Today, more than ever, our world needs this open, welcoming, living image of God. Left to our own devices, we can now love and hate from a distance. When I’m waiting for a plane in the airport now, I no longer seek to connect with my fellow travelers. I no longer even look at them. Instead, I poke at my i-phone and check Facebook. And everyone else is doing the same thing. When I want to reach out to my grown children or to parishioners, I can send heartfelt greetings with a quick email or a text—but these greetings don’t open up to you my voice or my person or even the personal loops and squiggles of my unique penmanship. With technology, we can even kill and destroy from a distance now. We can use cruel words on social media that we would never utter in person. A sniper’s bullet or bombs from a computer-driven drone can make human hatred an impersonal and mechanical thing.
Not only do we feel far away from one another, God can seem far away in this kind of a world, as well. God can seem to be a solid, unchanging being that we have boxed up in our imaginations, a far-off Being who seems to watch the world ineffectually “from a distance.” With this kind of a God, we might as well go sit at a table by ourselves, busying ourselves with our human lives and daring God to join us.
The Doctrine of the Trinity that Rublev paints for us reminds us that God is not a changeless, distant object that we can view from afar. The Trinity shows us that God is Love. God is circling movement, constant reaching out for the Other, constant exchange, constant conversation and active relationship.  Love is constant invitation. Love both calls out and answers, “Here I am.” 
 What if the Triune God longs for our company, as much as the needy single mom peaking longingly into our fellowship hall? What is God is as desperate for our friendship as the child longing for an open seat at lunch? Imagine the Trinity sitting at the Table in the Divine Fellowship Hall in the sky, Christ with his hand raised in blessing over a cup of his own blood, whispering a loving “here I am,” to the Father, who whispers, “here I am” to the Spirit, who whispers, “here I am” back to the Son. They wait and wait for us to join them at the Table. They wait for us to take the cup. They wait for us to cry out “here I am” in response. They wait in love so that Love can flow into the distant, empty spaces of our world.

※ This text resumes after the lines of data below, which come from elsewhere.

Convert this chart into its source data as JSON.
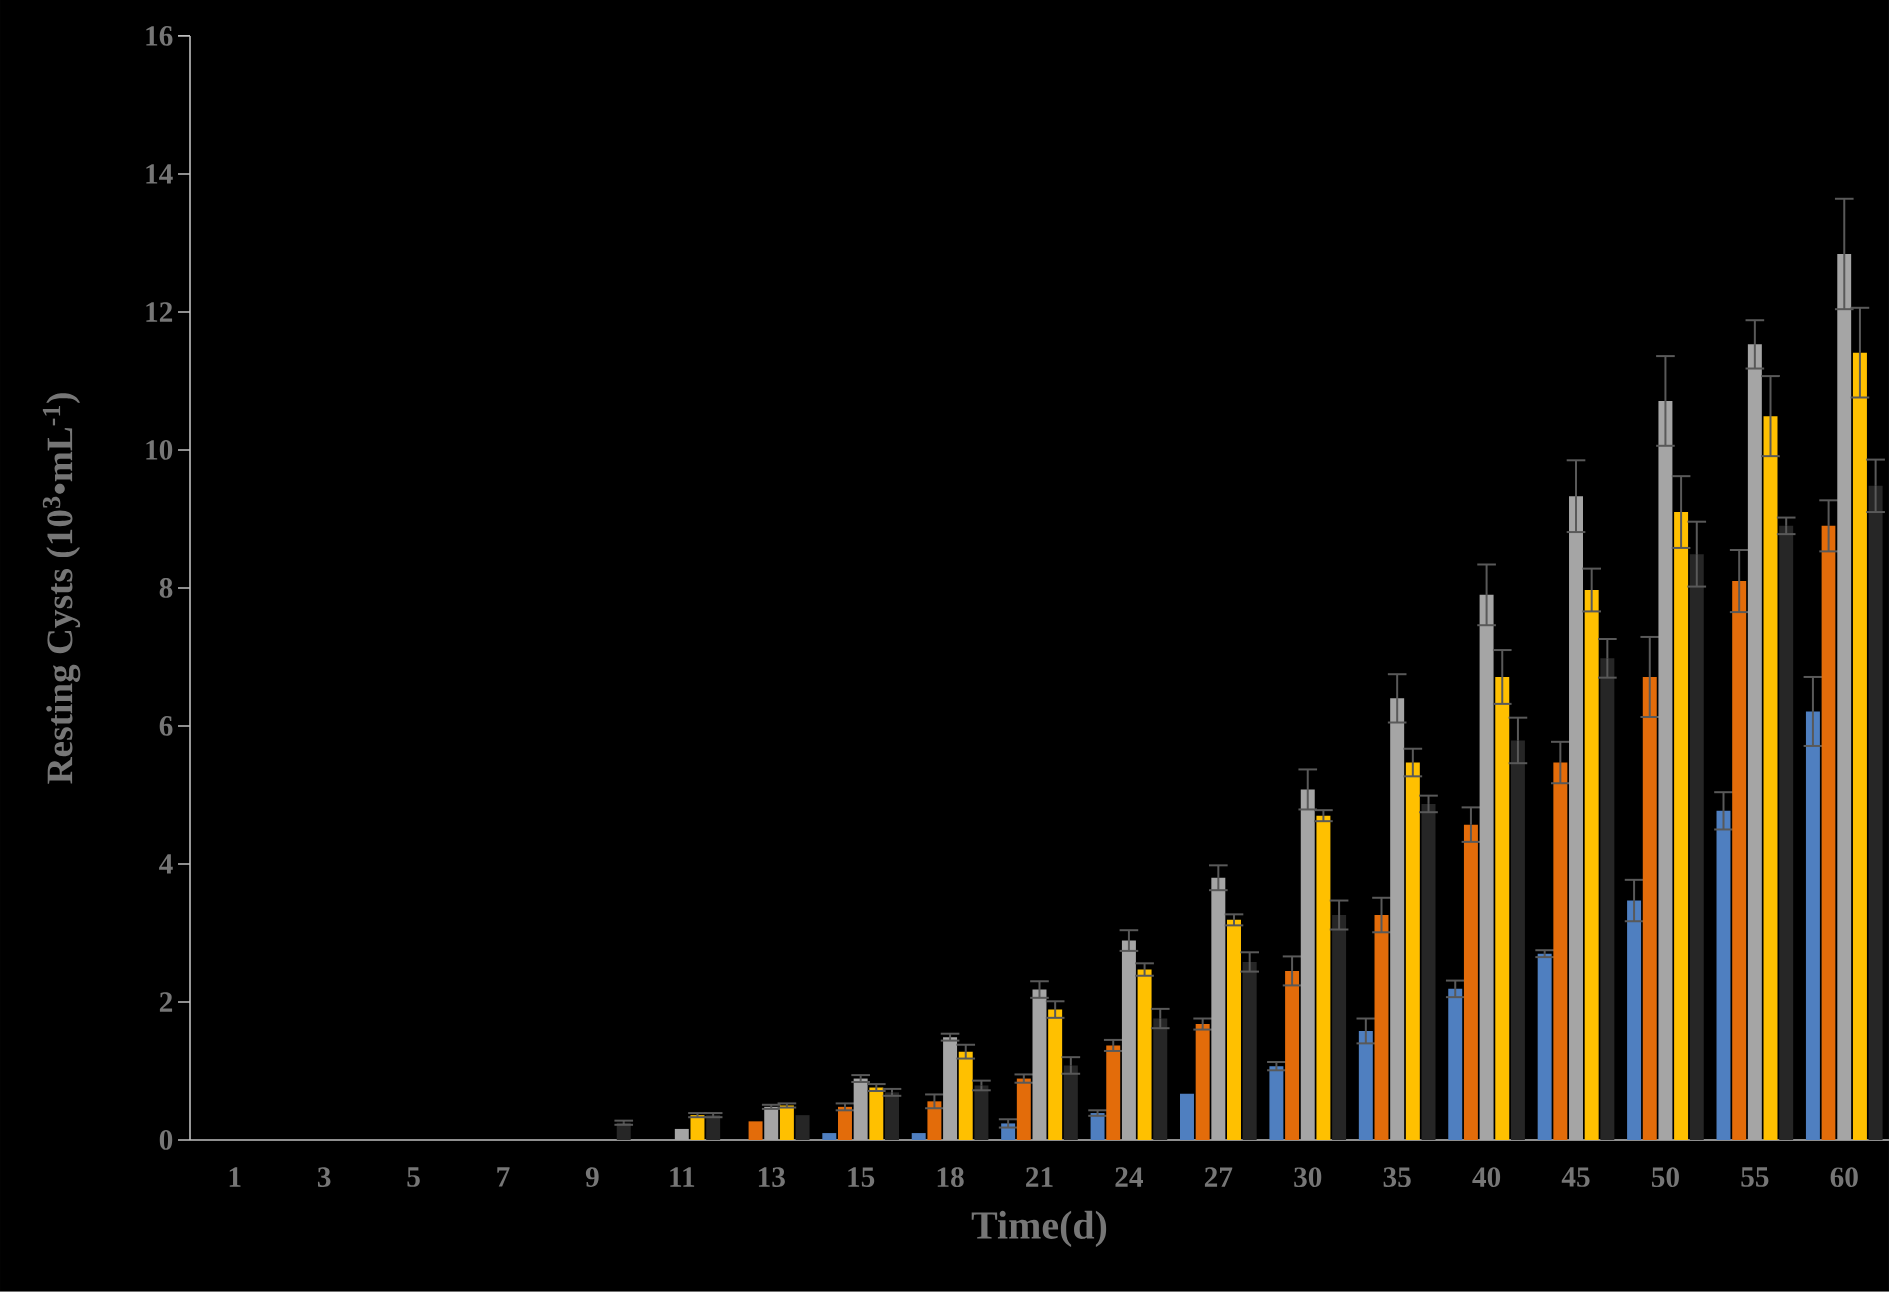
{
  "chart_data": {
    "type": "bar",
    "xlabel": "Time(d)",
    "ylabel": "Resting Cysts  (10$^{3}$•mL$^{-1}$)",
    "categories": [
      "1",
      "3",
      "5",
      "7",
      "9",
      "11",
      "13",
      "15",
      "18",
      "21",
      "24",
      "27",
      "30",
      "35",
      "40",
      "45",
      "50",
      "55",
      "60"
    ],
    "series": [
      {
        "color": "#4f7fc0",
        "values": [
          0,
          0,
          0,
          0,
          0,
          0,
          0,
          0.1,
          0.1,
          0.24,
          0.39,
          0.67,
          1.07,
          1.58,
          2.19,
          2.7,
          3.47,
          4.77,
          6.21
        ],
        "errors": [
          null,
          null,
          null,
          null,
          null,
          null,
          null,
          null,
          null,
          0.06,
          0.04,
          null,
          0.06,
          0.18,
          0.12,
          0.05,
          0.3,
          0.27,
          0.5
        ]
      },
      {
        "color": "#e36c0a",
        "values": [
          0,
          0,
          0,
          0,
          0,
          0,
          0.27,
          0.48,
          0.56,
          0.89,
          1.37,
          1.68,
          2.45,
          3.26,
          4.57,
          5.47,
          6.71,
          8.1,
          8.9
        ],
        "errors": [
          null,
          null,
          null,
          null,
          null,
          null,
          null,
          0.05,
          0.1,
          0.06,
          0.08,
          0.08,
          0.21,
          0.25,
          0.25,
          0.3,
          0.58,
          0.45,
          0.37
        ]
      },
      {
        "color": "#a5a5a5",
        "values": [
          0,
          0,
          0,
          0,
          0,
          0.16,
          0.48,
          0.89,
          1.49,
          2.18,
          2.89,
          3.8,
          5.08,
          6.4,
          7.9,
          9.33,
          10.71,
          11.53,
          12.84
        ],
        "errors": [
          null,
          null,
          null,
          null,
          null,
          null,
          0.03,
          0.05,
          0.05,
          0.12,
          0.15,
          0.18,
          0.29,
          0.35,
          0.44,
          0.52,
          0.65,
          0.35,
          0.8
        ]
      },
      {
        "color": "#ffc000",
        "values": [
          0,
          0,
          0,
          0,
          0,
          0.36,
          0.5,
          0.76,
          1.28,
          1.89,
          2.47,
          3.19,
          4.7,
          5.47,
          6.71,
          7.97,
          9.1,
          10.49,
          11.41
        ],
        "errors": [
          null,
          null,
          null,
          null,
          null,
          0.03,
          0.03,
          0.05,
          0.1,
          0.12,
          0.09,
          0.08,
          0.08,
          0.2,
          0.39,
          0.31,
          0.52,
          0.58,
          0.65
        ]
      },
      {
        "color": "#262626",
        "values": [
          0,
          0,
          0,
          0,
          0.25,
          0.36,
          0.36,
          0.69,
          0.79,
          1.08,
          1.76,
          2.58,
          3.26,
          4.87,
          5.79,
          6.98,
          8.49,
          8.9,
          9.48
        ],
        "errors": [
          null,
          null,
          null,
          null,
          0.03,
          0.03,
          null,
          0.05,
          0.07,
          0.12,
          0.14,
          0.14,
          0.21,
          0.12,
          0.33,
          0.28,
          0.47,
          0.12,
          0.38
        ]
      }
    ],
    "ylim": [
      0,
      16
    ],
    "yticks": [
      0,
      2,
      4,
      6,
      8,
      10,
      12,
      14,
      16
    ],
    "grid": false,
    "legend": false
  }
}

I got an advertisement this week for a new book called The Turquoise Table, by Kristin Schell. It tells the true story of a suburban housewife who got a big picnic table dumped on her front lawn by mistake. Feeling lonely in her world of carpools and malls and evenings spent in front of the computer and the TV set, she decided to keep the table where it was. She painted it bright turquoise and started sitting out there, inviting neighbors and friends to join her around the table. “’When you sit at the Turquoise Table,’” Schell advises, “’make sure all people feel welcome, no matter how young or old, no matter their mother tongue or attire, regardless of race or religion. Invite them to sit awhile.’”[1] She might as well have called her table the “Triple T Trinitarian Turquoise Table.”
Schell said that the turquoise table changed her life, bringing her closer to God and to her fellow human beings. It has even inspired a whole “society of turquoise tables,” as other people have followed her lead across the country. What about us? Instead of daring others to love us, can we invite a stranger to sit awhile at our table? Instead of daring God to join us in our busyness, can we invite God to sit awhile in our hearts? Spend some time in conversation with Rublev’s Trinity this summer. Gaze on the image and sit down at God’s open table. See where the unstoppable movement of God’s love will take you.